Life in the Castlebury home was a fun kind of chaos before that day, said Stephanie Castlebury, an officer with the Carl Junction Police Department and a school resource officer for the district.
“Brandy usually has all the homework done before I get home with the 4-year-old," she said. "We play games; our kids really like Uno Attack, especially the 4-year-old. Then we eat dinner as a family. Brandy is pretty on top of it at home; dinner is done when the kids are done with their homework and I get home, so that way we get to spend the evening with the young ones.”
On that day, Nic, who is nonverbal with autism and other health issues, was playing in his brother’s room when it was time to get him ready for bed, Brandy Castlebury said.
“I called him out of Phoenix’s room and asked (him) to come here because I was getting ready to do his flush for the night before he went to bed,” she said. “And he ran past me; he was in nothing but his diaper and his shirt. ... He just kind of bolted past me and went toward his bedroom.”
About a minute later, the fire alarms in the house went off. Brandy Castlebury jumped up, wondering if she had left a candle burning in her bedroom. She sometimes lights them to make the house smell nice, she said, and she thought Nic might have blown out the candle on his way to his bedroom.
"I ran back there and looked, and the candle was blown out, but I noticed there’s a whole lot of smoke and a really weird smell," she said. "I open his bedroom door and I look down, and that shirt is laying on the floor, and it’s burning like a campfire.”
She stomped out the fire and then realized that was the shirt Nic had been wearing when he ran past her. Then she looked at her son and saw his skin was a whitish-gray color. She screamed to her wife that their son had set himself on fire, and they called 911.
Recovery and community
Nic and Brandy Castlebury were rushed to a local hospital and then transferred to the burn unit at Mercy Hospital in Springfield. Nic, who had second- and third-degree burns over 12% of his body, received a skin graft, which was more painful than the burn itself, his mother said.
It was even more challenging for Nic than it might have been for other children because he can’t communicate how he feels, nor can he explain what truly happened to him, Brandy Castlebury said.
“Nic doesn’t feel pain like maybe we feel pain,” she said. “He has a very high pain tolerance, so I know if he’s crying, he hurts. If he really hurts, he will come to me and he will cry, and he always puts his forehead to mine and touches his nose to mine and looks me right in the eyes.”
Nic spent nine days at the hospital in Springfield. In the meantime, Carl Junction residents were rallying to help.
Sharon Clark, the city's retired postmaster, had gotten to know the Castleburys over the years and knew they would never ask for help outright.

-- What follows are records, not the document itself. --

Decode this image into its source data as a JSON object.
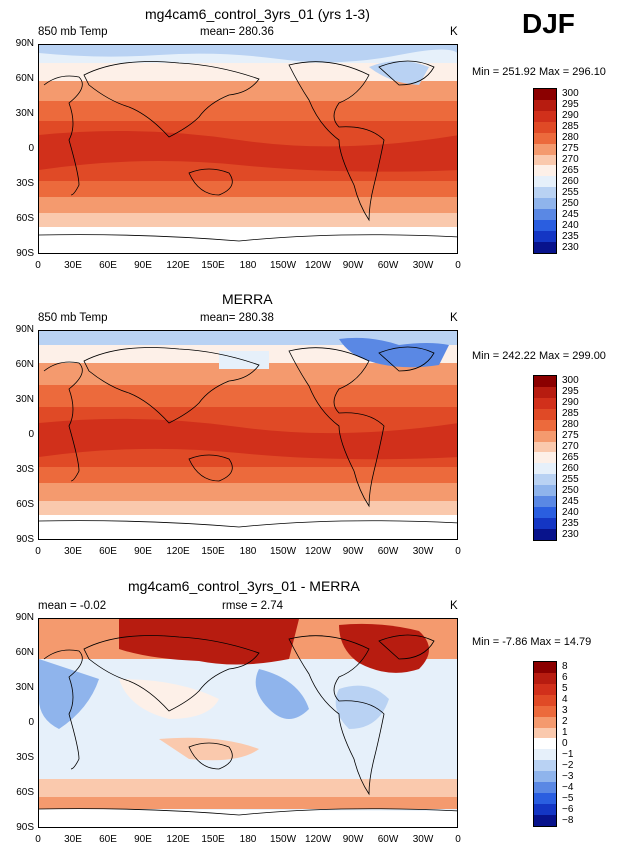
{
  "season_label": "DJF",
  "panels": [
    {
      "title": "mg4cam6_control_3yrs_01 (yrs 1-3)",
      "left_label": "850 mb Temp",
      "center_label": "mean= 280.36",
      "units": "K",
      "minmax": "Min = 251.92  Max = 296.10",
      "colorbar": [
        "300",
        "295",
        "290",
        "285",
        "280",
        "275",
        "270",
        "265",
        "260",
        "255",
        "250",
        "245",
        "240",
        "235",
        "230"
      ],
      "colors": [
        "#8b0000",
        "#b71c10",
        "#d1301b",
        "#e04a26",
        "#ec6a3c",
        "#f49a6e",
        "#fac9ad",
        "#fdf0e8",
        "#e6f0fa",
        "#b9d2f3",
        "#8fb4ec",
        "#5a88e4",
        "#2a5ee0",
        "#1436c4",
        "#08138c"
      ]
    },
    {
      "title": "MERRA",
      "left_label": "850 mb Temp",
      "center_label": "mean= 280.38",
      "units": "K",
      "minmax": "Min = 242.22  Max = 299.00",
      "colorbar": [
        "300",
        "295",
        "290",
        "285",
        "280",
        "275",
        "270",
        "265",
        "260",
        "255",
        "250",
        "245",
        "240",
        "235",
        "230"
      ],
      "colors": [
        "#8b0000",
        "#b71c10",
        "#d1301b",
        "#e04a26",
        "#ec6a3c",
        "#f49a6e",
        "#fac9ad",
        "#fdf0e8",
        "#e6f0fa",
        "#b9d2f3",
        "#8fb4ec",
        "#5a88e4",
        "#2a5ee0",
        "#1436c4",
        "#08138c"
      ]
    },
    {
      "title": "mg4cam6_control_3yrs_01 - MERRA",
      "left_label": "mean =    -0.02",
      "center_label": "rmse =     2.74",
      "units": "K",
      "minmax": "Min =   -7.86  Max =   14.79",
      "colorbar": [
        "8",
        "6",
        "5",
        "4",
        "3",
        "2",
        "1",
        "0",
        "−1",
        "−2",
        "−3",
        "−4",
        "−5",
        "−6",
        "−8"
      ],
      "colors": [
        "#8b0000",
        "#b71c10",
        "#d1301b",
        "#e04a26",
        "#ec6a3c",
        "#f49a6e",
        "#fac9ad",
        "#ffffff",
        "#e6f0fa",
        "#b9d2f3",
        "#8fb4ec",
        "#5a88e4",
        "#2a5ee0",
        "#1436c4",
        "#08138c"
      ]
    }
  ],
  "lat_ticks": [
    "90N",
    "60N",
    "30N",
    "0",
    "30S",
    "60S",
    "90S"
  ],
  "lon_ticks": [
    "0",
    "30E",
    "60E",
    "90E",
    "120E",
    "150E",
    "180",
    "150W",
    "120W",
    "90W",
    "60W",
    "30W",
    "0"
  ]
}
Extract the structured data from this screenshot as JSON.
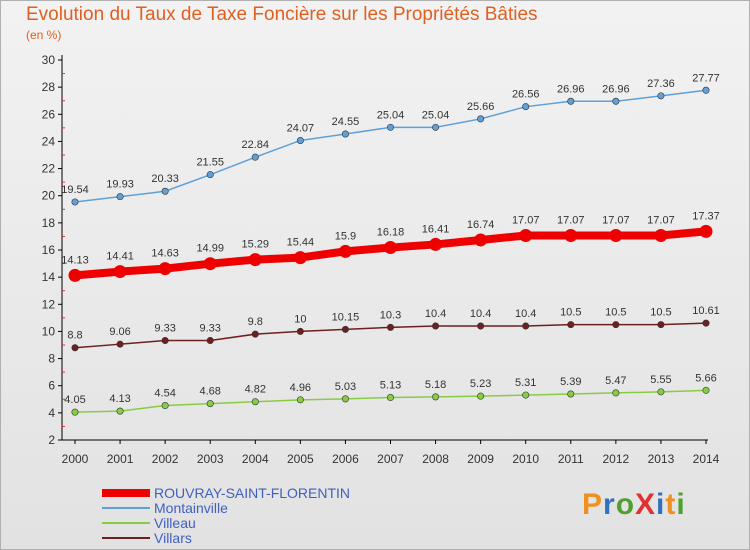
{
  "title": "Evolution du Taux de Taxe Foncière sur les Propriétés Bâties",
  "subtitle": "(en %)",
  "logo": "ProXiti",
  "colors": {
    "rouvray": "#ee0000",
    "montainville": "#5fa0d8",
    "villeau": "#88cc44",
    "villars": "#6e1f1f",
    "title": "#e06020",
    "legend_text": "#4060c0"
  },
  "chart_data": {
    "type": "line",
    "x": [
      2000,
      2001,
      2002,
      2003,
      2004,
      2005,
      2006,
      2007,
      2008,
      2009,
      2010,
      2011,
      2012,
      2013,
      2014
    ],
    "ylim": [
      2,
      30
    ],
    "yticks": [
      2,
      4,
      6,
      8,
      10,
      12,
      14,
      16,
      18,
      20,
      22,
      24,
      26,
      28,
      30
    ],
    "grid": false,
    "legend": "bottom-left",
    "series": [
      {
        "name": "ROUVRAY-SAINT-FLORENTIN",
        "key": "rouvray",
        "values": [
          14.13,
          14.41,
          14.63,
          14.99,
          15.29,
          15.44,
          15.9,
          16.18,
          16.41,
          16.74,
          17.07,
          17.07,
          17.07,
          17.07,
          17.37
        ],
        "labels": [
          "14.13",
          "14.41",
          "14.63",
          "14.99",
          "15.29",
          "15.44",
          "15.9",
          "16.18",
          "16.41",
          "16.74",
          "17.07",
          "17.07",
          "17.07",
          "17.07",
          "17.37"
        ]
      },
      {
        "name": "Montainville",
        "key": "montainville",
        "values": [
          19.54,
          19.93,
          20.33,
          21.55,
          22.84,
          24.07,
          24.55,
          25.04,
          25.04,
          25.66,
          26.56,
          26.96,
          26.96,
          27.36,
          27.77
        ],
        "labels": [
          "19.54",
          "19.93",
          "20.33",
          "21.55",
          "22.84",
          "24.07",
          "24.55",
          "25.04",
          "25.04",
          "25.66",
          "26.56",
          "26.96",
          "26.96",
          "27.36",
          "27.77"
        ]
      },
      {
        "name": "Villeau",
        "key": "villeau",
        "values": [
          4.05,
          4.13,
          4.54,
          4.68,
          4.82,
          4.96,
          5.03,
          5.13,
          5.18,
          5.23,
          5.31,
          5.39,
          5.47,
          5.55,
          5.66
        ],
        "labels": [
          "4.05",
          "4.13",
          "4.54",
          "4.68",
          "4.82",
          "4.96",
          "5.03",
          "5.13",
          "5.18",
          "5.23",
          "5.31",
          "5.39",
          "5.47",
          "5.55",
          "5.66"
        ]
      },
      {
        "name": "Villars",
        "key": "villars",
        "values": [
          8.8,
          9.06,
          9.33,
          9.33,
          9.8,
          10,
          10.15,
          10.3,
          10.4,
          10.4,
          10.4,
          10.5,
          10.5,
          10.5,
          10.61
        ],
        "labels": [
          "8.8",
          "9.06",
          "9.33",
          "9.33",
          "9.8",
          "10",
          "10.15",
          "10.3",
          "10.4",
          "10.4",
          "10.4",
          "10.5",
          "10.5",
          "10.5",
          "10.61"
        ]
      }
    ]
  }
}
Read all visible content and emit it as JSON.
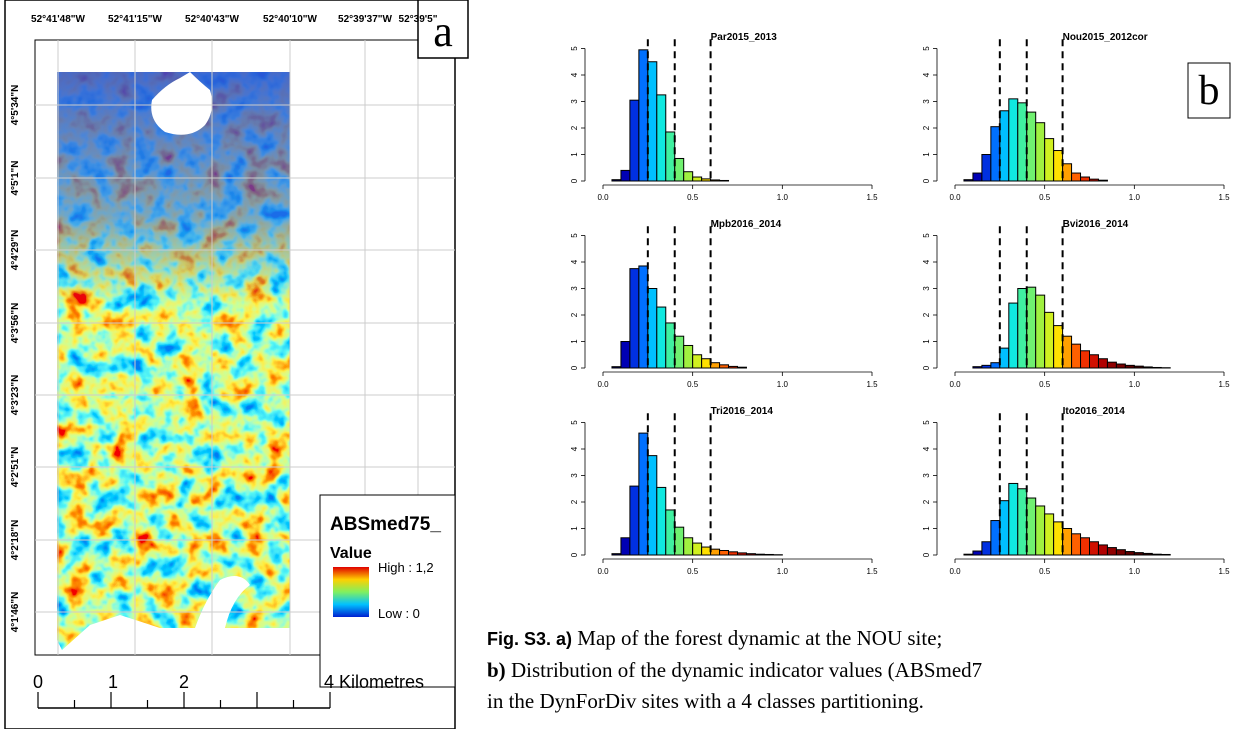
{
  "chart_data": [
    {
      "type": "histogram",
      "title": "Par2015_2013",
      "bins": [
        0.05,
        0.1,
        0.15,
        0.2,
        0.25,
        0.3,
        0.35,
        0.4,
        0.45,
        0.5,
        0.55,
        0.6,
        0.65,
        0.7
      ],
      "counts": [
        0.05,
        0.4,
        3.05,
        4.95,
        4.5,
        3.25,
        1.85,
        0.85,
        0.35,
        0.15,
        0.08,
        0.04,
        0.02
      ],
      "colors": [
        "#00006e",
        "#0000b4",
        "#0030e0",
        "#0070ff",
        "#00c0ff",
        "#10e8e0",
        "#40f0a0",
        "#70f070",
        "#a0f040",
        "#d0f020",
        "#ffe000",
        "#ffa000",
        "#ff6000"
      ],
      "vlines": [
        0.25,
        0.4,
        0.6
      ],
      "xlim": [
        0,
        1.5
      ],
      "xticks": [
        {
          "value": 0,
          "label": "0.0"
        },
        {
          "value": 0.5,
          "label": "0.5"
        },
        {
          "value": 1,
          "label": "1.0"
        },
        {
          "value": 1.5,
          "label": "1.5"
        }
      ],
      "ylim": [
        0,
        5.2
      ],
      "yticks": [
        0,
        1,
        2,
        3,
        4,
        5
      ]
    },
    {
      "type": "histogram",
      "title": "Nou2015_2012cor",
      "bins": [
        0.05,
        0.1,
        0.15,
        0.2,
        0.25,
        0.3,
        0.35,
        0.4,
        0.45,
        0.5,
        0.55,
        0.6,
        0.65,
        0.7,
        0.75,
        0.8,
        0.85
      ],
      "counts": [
        0.05,
        0.3,
        1.0,
        2.05,
        2.65,
        3.1,
        2.95,
        2.6,
        2.2,
        1.6,
        1.15,
        0.65,
        0.3,
        0.15,
        0.07,
        0.03
      ],
      "colors": [
        "#00006e",
        "#0000b4",
        "#0030e0",
        "#0070ff",
        "#00c0ff",
        "#10e8e0",
        "#40f0a0",
        "#70f070",
        "#a0f040",
        "#d0f020",
        "#ffe000",
        "#ffa000",
        "#ff6000",
        "#f03000",
        "#d01000",
        "#b00000"
      ],
      "vlines": [
        0.25,
        0.4,
        0.6
      ],
      "xlim": [
        0,
        1.5
      ],
      "xticks": [
        {
          "value": 0,
          "label": "0.0"
        },
        {
          "value": 0.5,
          "label": "0.5"
        },
        {
          "value": 1,
          "label": "1.0"
        },
        {
          "value": 1.5,
          "label": "1.5"
        }
      ],
      "ylim": [
        0,
        5.2
      ],
      "yticks": [
        0,
        1,
        2,
        3,
        4,
        5
      ]
    },
    {
      "type": "histogram",
      "title": "Mpb2016_2014",
      "bins": [
        0.05,
        0.1,
        0.15,
        0.2,
        0.25,
        0.3,
        0.35,
        0.4,
        0.45,
        0.5,
        0.55,
        0.6,
        0.65,
        0.7,
        0.75,
        0.8
      ],
      "counts": [
        0.05,
        1.0,
        3.75,
        3.85,
        3.0,
        2.3,
        1.7,
        1.2,
        0.85,
        0.5,
        0.35,
        0.2,
        0.12,
        0.06,
        0.03
      ],
      "colors": [
        "#00006e",
        "#0000b4",
        "#0030e0",
        "#0070ff",
        "#00c0ff",
        "#10e8e0",
        "#40f0a0",
        "#70f070",
        "#a0f040",
        "#d0f020",
        "#ffe000",
        "#ffa000",
        "#ff6000",
        "#f03000",
        "#d01000"
      ],
      "vlines": [
        0.25,
        0.4,
        0.6
      ],
      "xlim": [
        0,
        1.5
      ],
      "xticks": [
        {
          "value": 0,
          "label": "0.0"
        },
        {
          "value": 0.5,
          "label": "0.5"
        },
        {
          "value": 1,
          "label": "1.0"
        },
        {
          "value": 1.5,
          "label": "1.5"
        }
      ],
      "ylim": [
        0,
        5.2
      ],
      "yticks": [
        0,
        1,
        2,
        3,
        4,
        5
      ]
    },
    {
      "type": "histogram",
      "title": "Bvi2016_2014",
      "bins": [
        0.1,
        0.15,
        0.2,
        0.25,
        0.3,
        0.35,
        0.4,
        0.45,
        0.5,
        0.55,
        0.6,
        0.65,
        0.7,
        0.75,
        0.8,
        0.85,
        0.9,
        0.95,
        1.0,
        1.05,
        1.1,
        1.15,
        1.2
      ],
      "counts": [
        0.05,
        0.1,
        0.2,
        0.75,
        2.45,
        3.0,
        3.05,
        2.75,
        2.1,
        1.6,
        1.2,
        0.9,
        0.65,
        0.5,
        0.35,
        0.22,
        0.15,
        0.1,
        0.07,
        0.04,
        0.02,
        0.01
      ],
      "colors": [
        "#0000b4",
        "#0030e0",
        "#0070ff",
        "#00c0ff",
        "#10e8e0",
        "#40f0a0",
        "#70f070",
        "#a0f040",
        "#d0f020",
        "#ffe000",
        "#ffa000",
        "#ff6000",
        "#f03000",
        "#d01000",
        "#b00000",
        "#900000",
        "#780000",
        "#600000",
        "#480000",
        "#300000",
        "#200000",
        "#100000"
      ],
      "vlines": [
        0.25,
        0.4,
        0.6
      ],
      "xlim": [
        0,
        1.5
      ],
      "xticks": [
        {
          "value": 0,
          "label": "0.0"
        },
        {
          "value": 0.5,
          "label": "0.5"
        },
        {
          "value": 1,
          "label": "1.0"
        },
        {
          "value": 1.5,
          "label": "1.5"
        }
      ],
      "ylim": [
        0,
        5.2
      ],
      "yticks": [
        0,
        1,
        2,
        3,
        4,
        5
      ]
    },
    {
      "type": "histogram",
      "title": "Tri2016_2014",
      "bins": [
        0.05,
        0.1,
        0.15,
        0.2,
        0.25,
        0.3,
        0.35,
        0.4,
        0.45,
        0.5,
        0.55,
        0.6,
        0.65,
        0.7,
        0.75,
        0.8,
        0.85,
        0.9,
        0.95,
        1.0
      ],
      "counts": [
        0.05,
        0.65,
        2.6,
        4.6,
        3.75,
        2.55,
        1.7,
        1.05,
        0.65,
        0.45,
        0.3,
        0.22,
        0.17,
        0.12,
        0.08,
        0.05,
        0.03,
        0.02,
        0.01
      ],
      "colors": [
        "#00006e",
        "#0000b4",
        "#0030e0",
        "#0070ff",
        "#00c0ff",
        "#10e8e0",
        "#40f0a0",
        "#70f070",
        "#a0f040",
        "#d0f020",
        "#ffe000",
        "#ffa000",
        "#ff6000",
        "#f03000",
        "#d01000",
        "#b00000",
        "#900000",
        "#780000",
        "#600000"
      ],
      "vlines": [
        0.25,
        0.4,
        0.6
      ],
      "xlim": [
        0,
        1.5
      ],
      "xticks": [
        {
          "value": 0,
          "label": "0.0"
        },
        {
          "value": 0.5,
          "label": "0.5"
        },
        {
          "value": 1,
          "label": "1.0"
        },
        {
          "value": 1.5,
          "label": "1.5"
        }
      ],
      "ylim": [
        0,
        5.2
      ],
      "yticks": [
        0,
        1,
        2,
        3,
        4,
        5
      ]
    },
    {
      "type": "histogram",
      "title": "Ito2016_2014",
      "bins": [
        0.05,
        0.1,
        0.15,
        0.2,
        0.25,
        0.3,
        0.35,
        0.4,
        0.45,
        0.5,
        0.55,
        0.6,
        0.65,
        0.7,
        0.75,
        0.8,
        0.85,
        0.9,
        0.95,
        1.0,
        1.05,
        1.1,
        1.15,
        1.2
      ],
      "counts": [
        0.03,
        0.15,
        0.5,
        1.3,
        2.05,
        2.7,
        2.5,
        2.15,
        1.85,
        1.55,
        1.25,
        1.0,
        0.8,
        0.65,
        0.5,
        0.38,
        0.28,
        0.2,
        0.13,
        0.09,
        0.06,
        0.03,
        0.02
      ],
      "colors": [
        "#00006e",
        "#0000b4",
        "#0030e0",
        "#0070ff",
        "#00c0ff",
        "#10e8e0",
        "#40f0a0",
        "#70f070",
        "#a0f040",
        "#d0f020",
        "#ffe000",
        "#ffa000",
        "#ff6000",
        "#f03000",
        "#d01000",
        "#b00000",
        "#900000",
        "#780000",
        "#600000",
        "#480000",
        "#300000",
        "#200000",
        "#100000"
      ],
      "vlines": [
        0.25,
        0.4,
        0.6
      ],
      "xlim": [
        0,
        1.5
      ],
      "xticks": [
        {
          "value": 0,
          "label": "0.0"
        },
        {
          "value": 0.5,
          "label": "0.5"
        },
        {
          "value": 1,
          "label": "1.0"
        },
        {
          "value": 1.5,
          "label": "1.5"
        }
      ],
      "ylim": [
        0,
        5.2
      ],
      "yticks": [
        0,
        1,
        2,
        3,
        4,
        5
      ]
    }
  ],
  "map": {
    "panel_label": "a",
    "longitudes": [
      "52°41'48\"W",
      "52°41'15\"W",
      "52°40'43\"W",
      "52°40'10\"W",
      "52°39'37\"W",
      "52°39'5\""
    ],
    "latitudes": [
      "4°5'34\"N",
      "4°5'1\"N",
      "4°4'29\"N",
      "4°3'56\"N",
      "4°3'23\"N",
      "4°2'51\"N",
      "4°2'18\"N",
      "4°1'46\"N"
    ],
    "legend": {
      "title": "ABSmed75_",
      "subtitle": "Value",
      "high": "High : 1,2",
      "low": "Low : 0"
    },
    "scale": {
      "labels": [
        "0",
        "1",
        "2",
        "4 Kilometres"
      ]
    }
  },
  "panel_b_label": "b",
  "caption": [
    {
      "bold": "Fig. S3. a)",
      "text": " Map of the forest dynamic at the NOU site;"
    },
    {
      "bold": "b)",
      "text": " Distribution of the dynamic indicator values (ABSmed7"
    },
    {
      "text": "in the DynForDiv sites with a 4 classes partitioning."
    }
  ]
}
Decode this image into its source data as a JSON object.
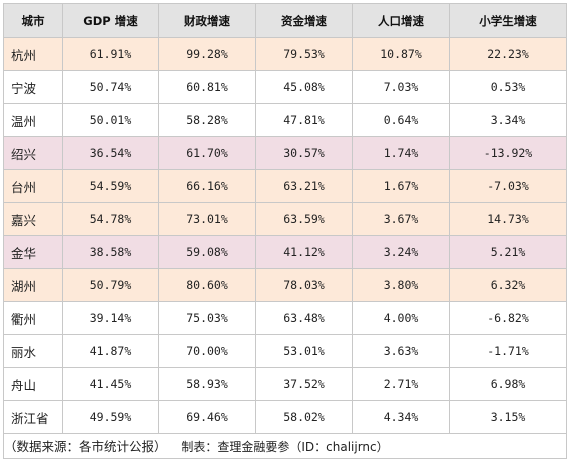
{
  "table": {
    "headers": [
      "城市",
      "GDP 增速",
      "财政增速",
      "资金增速",
      "人口增速",
      "小学生增速"
    ],
    "rows": [
      {
        "city": "杭州",
        "values": [
          "61.91%",
          "99.28%",
          "79.53%",
          "10.87%",
          "22.23%"
        ],
        "shade": "peach"
      },
      {
        "city": "宁波",
        "values": [
          "50.74%",
          "60.81%",
          "45.08%",
          "7.03%",
          "0.53%"
        ],
        "shade": "white"
      },
      {
        "city": "温州",
        "values": [
          "50.01%",
          "58.28%",
          "47.81%",
          "0.64%",
          "3.34%"
        ],
        "shade": "white"
      },
      {
        "city": "绍兴",
        "values": [
          "36.54%",
          "61.70%",
          "30.57%",
          "1.74%",
          "-13.92%"
        ],
        "shade": "pink"
      },
      {
        "city": "台州",
        "values": [
          "54.59%",
          "66.16%",
          "63.21%",
          "1.67%",
          "-7.03%"
        ],
        "shade": "peach"
      },
      {
        "city": "嘉兴",
        "values": [
          "54.78%",
          "73.01%",
          "63.59%",
          "3.67%",
          "14.73%"
        ],
        "shade": "peach"
      },
      {
        "city": "金华",
        "values": [
          "38.58%",
          "59.08%",
          "41.12%",
          "3.24%",
          "5.21%"
        ],
        "shade": "pink"
      },
      {
        "city": "湖州",
        "values": [
          "50.79%",
          "80.60%",
          "78.03%",
          "3.80%",
          "6.32%"
        ],
        "shade": "peach"
      },
      {
        "city": "衢州",
        "values": [
          "39.14%",
          "75.03%",
          "63.48%",
          "4.00%",
          "-6.82%"
        ],
        "shade": "white"
      },
      {
        "city": "丽水",
        "values": [
          "41.87%",
          "70.00%",
          "53.01%",
          "3.63%",
          "-1.71%"
        ],
        "shade": "white"
      },
      {
        "city": "舟山",
        "values": [
          "41.45%",
          "58.93%",
          "37.52%",
          "2.71%",
          "6.98%"
        ],
        "shade": "white"
      },
      {
        "city": "浙江省",
        "values": [
          "49.59%",
          "69.46%",
          "58.02%",
          "4.34%",
          "3.15%"
        ],
        "shade": "white"
      }
    ],
    "caption": "制表：查理金融要参（ID：chalijrnc）"
  },
  "source_note": "（数据来源：各市统计公报）",
  "colors": {
    "header_bg": "#e3e3e3",
    "peach": "#fde9d9",
    "pink": "#f1dde4",
    "border": "#c8c8c8"
  }
}
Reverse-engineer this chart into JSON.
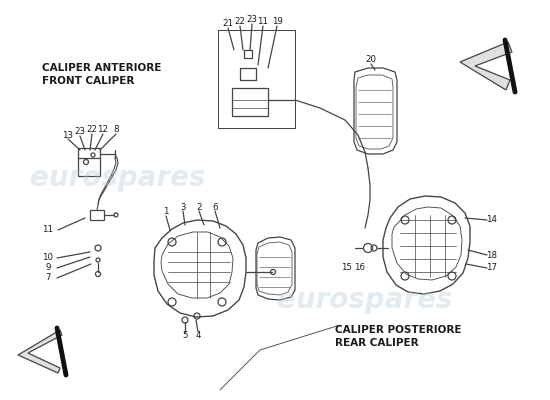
{
  "background_color": "#ffffff",
  "watermark_text": "eurospares",
  "watermark_color": "#b8ccd8",
  "watermark_alpha": 0.38,
  "label_front_it": "CALIPER ANTERIORE",
  "label_front_en": "FRONT CALIPER",
  "label_rear_it": "CALIPER POSTERIORE",
  "label_rear_en": "REAR CALIPER",
  "label_color": "#1a1a1a",
  "label_fontsize": 7.0,
  "line_color": "#444444",
  "line_width": 0.9,
  "number_fontsize": 6.2
}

“They would never let their children suffer, but they would never ask for help; they would find a way," Clark said. "I can’t make the burns better, I can’t go sit with the children to ease their fears because Mama’s not there, but I can put a plea out there for prayers and for financial help to make sure they have money to go get food or a spur-of-the-moment pizza.”
Brandy Castlebury said medical bills aren't a concern because Nic is covered by Medicaid. But they'll need assistance to maintain their vehicles as they face a year of travel to doctors and physical therapy appointments.
Even more helpful has been the meal train. The meal train, composed of friends, co-workers and the children's teachers, brings food to the family each night to take the stress of making supper off the Castleburys' plate.
“It’s been shocking; I’m appreciative," Stephanie Castlebury said. "I guess I didn’t expect it. I’m just used to taking care of our kids. I never really thought about anything else.”
Shannon Schultz, a former teacher of Nic's and a friend of the Castleburys, said it didn’t surprise her that the community turned out to help.
“The family as a whole means so much to our tight-knit community," Schultz said. “Brandy spends her days taking care of not only her family but anyone she sees that has a need: running kids to and from appointments, constantly checking in with school staff to ensure that all children are successful, arranging meal drop-offs for friends in need, and the list goes on and on. Officer Stephanie is an essential part of not only the school district but the entire city of Carl Junction. The courage, love and support she provides our district day in and day out impacts hundreds of families.”